Outrossim, a lei federal 8.666/93 no art. 86, assim prevê:” O atraso injustificado na execução do contrato sujeitará o contratado à multa de mora, na forma prevista no instrumento convocatório ou no contrato”
Assim, pelo supramencionado, a Unidade Gerenciadora do Contrato deve se manifestar sobre a propositura das penalidades à empresa contratada.
Destarte, foi enviado ofício SGA nº 84/2011 a fls. 145/146, a empresa contratada comunicando o fato ocorrido e possibilitando o oferecimento de defesa prévia, o que foi realizado, como se observa a fls. 147/148.
Após o oferecimento da defesa mencionada, foi realizada cuidadosa análise pelo Supervisor do CTI.4, a fls. 153 que concluiu que houve o atraso no atendimento, solicitando a aplicação da penalidade pelo atraso, com base na cláusula 9.1.3 do contrato nº 09/2011, a fls 41, que é baseada no percentual de 02% por hora, a seguir apresentando cálculo do valor, que corresponderia a 183h de mora totalizando 30,5% do valor do contrato, mas sugerindo que fosse limitado a 20% do valor contratual.
Diante disso, no presente caso, é importante salientar que pelo que consta no presente processo se deu a inexecução parcial do contrato, ou seja, a execução do serviço foi realizada, mas de maneira diferida do que pretendido originalmente pela administração, a saber com atraso de 183 horas da abertura do chamado.
Vê-se, pela leitura da cláusula 9.1.4 do contrato nº 09/2011, a fls 41, que no caso de inexecução parcial a multa prevista é de 10% sobre o valor total do contrato.
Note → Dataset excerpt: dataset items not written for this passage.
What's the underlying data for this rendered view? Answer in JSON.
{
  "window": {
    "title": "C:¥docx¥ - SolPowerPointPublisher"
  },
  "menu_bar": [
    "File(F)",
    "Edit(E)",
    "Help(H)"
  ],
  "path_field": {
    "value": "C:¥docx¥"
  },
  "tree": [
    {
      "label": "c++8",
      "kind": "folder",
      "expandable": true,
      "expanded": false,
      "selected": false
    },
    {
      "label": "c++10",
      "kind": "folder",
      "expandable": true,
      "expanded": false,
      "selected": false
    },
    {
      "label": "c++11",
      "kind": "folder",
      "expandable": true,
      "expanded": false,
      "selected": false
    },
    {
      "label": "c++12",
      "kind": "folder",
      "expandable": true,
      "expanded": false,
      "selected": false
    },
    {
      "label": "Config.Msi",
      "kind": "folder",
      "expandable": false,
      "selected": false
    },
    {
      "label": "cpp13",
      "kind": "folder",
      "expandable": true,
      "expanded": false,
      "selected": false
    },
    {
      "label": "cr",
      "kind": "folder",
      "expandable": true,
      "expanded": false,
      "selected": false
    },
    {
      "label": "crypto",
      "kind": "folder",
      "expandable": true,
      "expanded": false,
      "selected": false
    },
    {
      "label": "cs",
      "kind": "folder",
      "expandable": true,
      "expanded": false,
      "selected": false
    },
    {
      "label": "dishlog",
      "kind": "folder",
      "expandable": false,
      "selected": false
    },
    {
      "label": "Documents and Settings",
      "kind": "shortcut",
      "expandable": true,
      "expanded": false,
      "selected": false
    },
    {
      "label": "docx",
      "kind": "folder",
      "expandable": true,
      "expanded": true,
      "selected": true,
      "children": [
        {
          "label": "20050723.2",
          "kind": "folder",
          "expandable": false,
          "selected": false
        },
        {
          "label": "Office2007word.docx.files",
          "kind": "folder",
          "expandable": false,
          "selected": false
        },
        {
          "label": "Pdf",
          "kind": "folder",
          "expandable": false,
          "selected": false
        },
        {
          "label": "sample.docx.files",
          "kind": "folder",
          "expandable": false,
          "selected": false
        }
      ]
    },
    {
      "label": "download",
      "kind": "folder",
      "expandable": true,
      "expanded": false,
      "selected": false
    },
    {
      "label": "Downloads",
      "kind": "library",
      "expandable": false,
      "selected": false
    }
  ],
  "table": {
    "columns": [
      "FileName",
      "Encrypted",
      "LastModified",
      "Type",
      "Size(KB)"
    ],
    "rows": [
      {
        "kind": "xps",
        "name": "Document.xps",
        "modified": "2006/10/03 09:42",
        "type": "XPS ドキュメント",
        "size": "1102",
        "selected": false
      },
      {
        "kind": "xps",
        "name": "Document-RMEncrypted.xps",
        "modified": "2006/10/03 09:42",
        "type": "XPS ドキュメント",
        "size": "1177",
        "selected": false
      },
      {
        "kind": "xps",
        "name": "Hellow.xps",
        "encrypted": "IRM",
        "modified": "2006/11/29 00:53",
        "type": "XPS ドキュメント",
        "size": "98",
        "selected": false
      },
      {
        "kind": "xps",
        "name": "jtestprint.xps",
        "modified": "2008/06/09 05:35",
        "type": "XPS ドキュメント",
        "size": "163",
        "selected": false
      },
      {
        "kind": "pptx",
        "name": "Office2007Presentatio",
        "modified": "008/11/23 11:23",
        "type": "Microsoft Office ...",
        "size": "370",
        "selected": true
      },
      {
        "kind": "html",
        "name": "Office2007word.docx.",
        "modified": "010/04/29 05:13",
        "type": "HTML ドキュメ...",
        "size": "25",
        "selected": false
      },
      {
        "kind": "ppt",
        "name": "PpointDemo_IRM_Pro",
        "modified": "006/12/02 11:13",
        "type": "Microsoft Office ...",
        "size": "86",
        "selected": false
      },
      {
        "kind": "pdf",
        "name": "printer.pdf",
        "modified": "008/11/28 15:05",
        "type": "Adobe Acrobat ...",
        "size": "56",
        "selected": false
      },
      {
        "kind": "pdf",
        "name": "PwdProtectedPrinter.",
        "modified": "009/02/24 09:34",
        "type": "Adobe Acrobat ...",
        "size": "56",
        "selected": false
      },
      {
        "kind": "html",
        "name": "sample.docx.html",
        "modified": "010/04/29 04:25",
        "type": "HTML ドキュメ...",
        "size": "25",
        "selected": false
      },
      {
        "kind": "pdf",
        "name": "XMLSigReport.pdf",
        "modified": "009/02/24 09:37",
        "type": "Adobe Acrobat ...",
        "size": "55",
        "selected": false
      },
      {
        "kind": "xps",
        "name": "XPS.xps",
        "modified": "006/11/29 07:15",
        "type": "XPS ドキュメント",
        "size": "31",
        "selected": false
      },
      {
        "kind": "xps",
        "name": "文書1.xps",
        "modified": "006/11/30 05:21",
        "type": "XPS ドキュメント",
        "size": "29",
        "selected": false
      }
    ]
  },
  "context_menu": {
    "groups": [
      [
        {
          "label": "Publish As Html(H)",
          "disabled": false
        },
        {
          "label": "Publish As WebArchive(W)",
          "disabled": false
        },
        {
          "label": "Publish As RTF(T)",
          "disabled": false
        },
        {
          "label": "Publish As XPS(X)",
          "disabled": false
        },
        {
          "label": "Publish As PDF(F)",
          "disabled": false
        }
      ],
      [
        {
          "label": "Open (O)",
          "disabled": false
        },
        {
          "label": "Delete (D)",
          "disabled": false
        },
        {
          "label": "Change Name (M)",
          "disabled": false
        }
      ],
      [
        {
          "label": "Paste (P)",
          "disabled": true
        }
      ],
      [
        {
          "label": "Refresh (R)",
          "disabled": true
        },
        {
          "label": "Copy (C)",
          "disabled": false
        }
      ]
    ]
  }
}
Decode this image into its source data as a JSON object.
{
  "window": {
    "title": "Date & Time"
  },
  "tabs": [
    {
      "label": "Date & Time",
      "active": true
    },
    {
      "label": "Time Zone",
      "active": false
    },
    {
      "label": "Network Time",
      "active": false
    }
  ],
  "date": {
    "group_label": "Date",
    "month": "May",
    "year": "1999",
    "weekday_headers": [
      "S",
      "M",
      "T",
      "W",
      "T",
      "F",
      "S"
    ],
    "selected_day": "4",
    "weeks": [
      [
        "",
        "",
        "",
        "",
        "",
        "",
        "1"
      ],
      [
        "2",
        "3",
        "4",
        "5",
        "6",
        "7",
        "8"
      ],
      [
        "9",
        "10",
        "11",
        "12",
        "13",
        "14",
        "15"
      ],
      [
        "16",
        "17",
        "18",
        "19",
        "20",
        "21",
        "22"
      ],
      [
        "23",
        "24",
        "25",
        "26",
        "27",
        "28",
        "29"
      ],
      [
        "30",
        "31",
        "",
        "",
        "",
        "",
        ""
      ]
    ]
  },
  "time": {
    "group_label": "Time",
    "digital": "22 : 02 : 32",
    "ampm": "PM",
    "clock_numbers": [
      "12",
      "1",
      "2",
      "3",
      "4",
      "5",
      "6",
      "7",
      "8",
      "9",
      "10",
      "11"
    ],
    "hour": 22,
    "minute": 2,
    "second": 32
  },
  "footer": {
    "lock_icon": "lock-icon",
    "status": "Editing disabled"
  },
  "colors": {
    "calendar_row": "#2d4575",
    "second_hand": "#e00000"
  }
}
Deste modo, cabe análise pelas áreas competentes, no caso em exame, se a aplicação do valor da multa além deste percentual não estaria infringindo o princípio da proporcionalidade.
A vinculação do princípio da proporcionalidade por via dos direitos fundamentais justifica o entendimento de que qualquer manifestação do poder público deve render-lhe obediência, pois se modera pela necessidade que o operador jurídico tem de analisar o caso concreto em cotejo com a norma aplicável, e, ao utilizá-la, deverá adequá-la à realidade vigente em determinado período e para determinada realidade. Afinal, o que se almeja é a garantia aos indivíduos de direitos fundamentais que não podem ser menosprezados a qualquer titulo.
A aplicação do princípio da proporcionalidade repousa, portanto, na necessidade de construir-se o Direito pela utilização da norma positivada na lei ou no contrato de forma coerente, harmonizando, sempre que possível, os vários interesses antagônicos que coadjuvam uma mesma relação jurídica. Quando ocorre uma colisão de princípios é preciso verificar qual deles possui maior peso diante das circunstâncias concretas, implicando regras cujo estabelecimento depende de uma ponderação. O dever de proporcionalidade, deste modo, deve ser resultante de uma decorrência coesa do caráter principal das normas.
Conclui-se, que no caso concreto à área deverá analisar qual percentual irá contemplar melhor ao interesse público, garantindo a efetiva punição da empresa, porém respeitando os direitos fundamentais desta, não promovendo expiação maior do que demanda a conduta realizada.
Destarte, elevo o presente processo para apreciação da Administração Superior.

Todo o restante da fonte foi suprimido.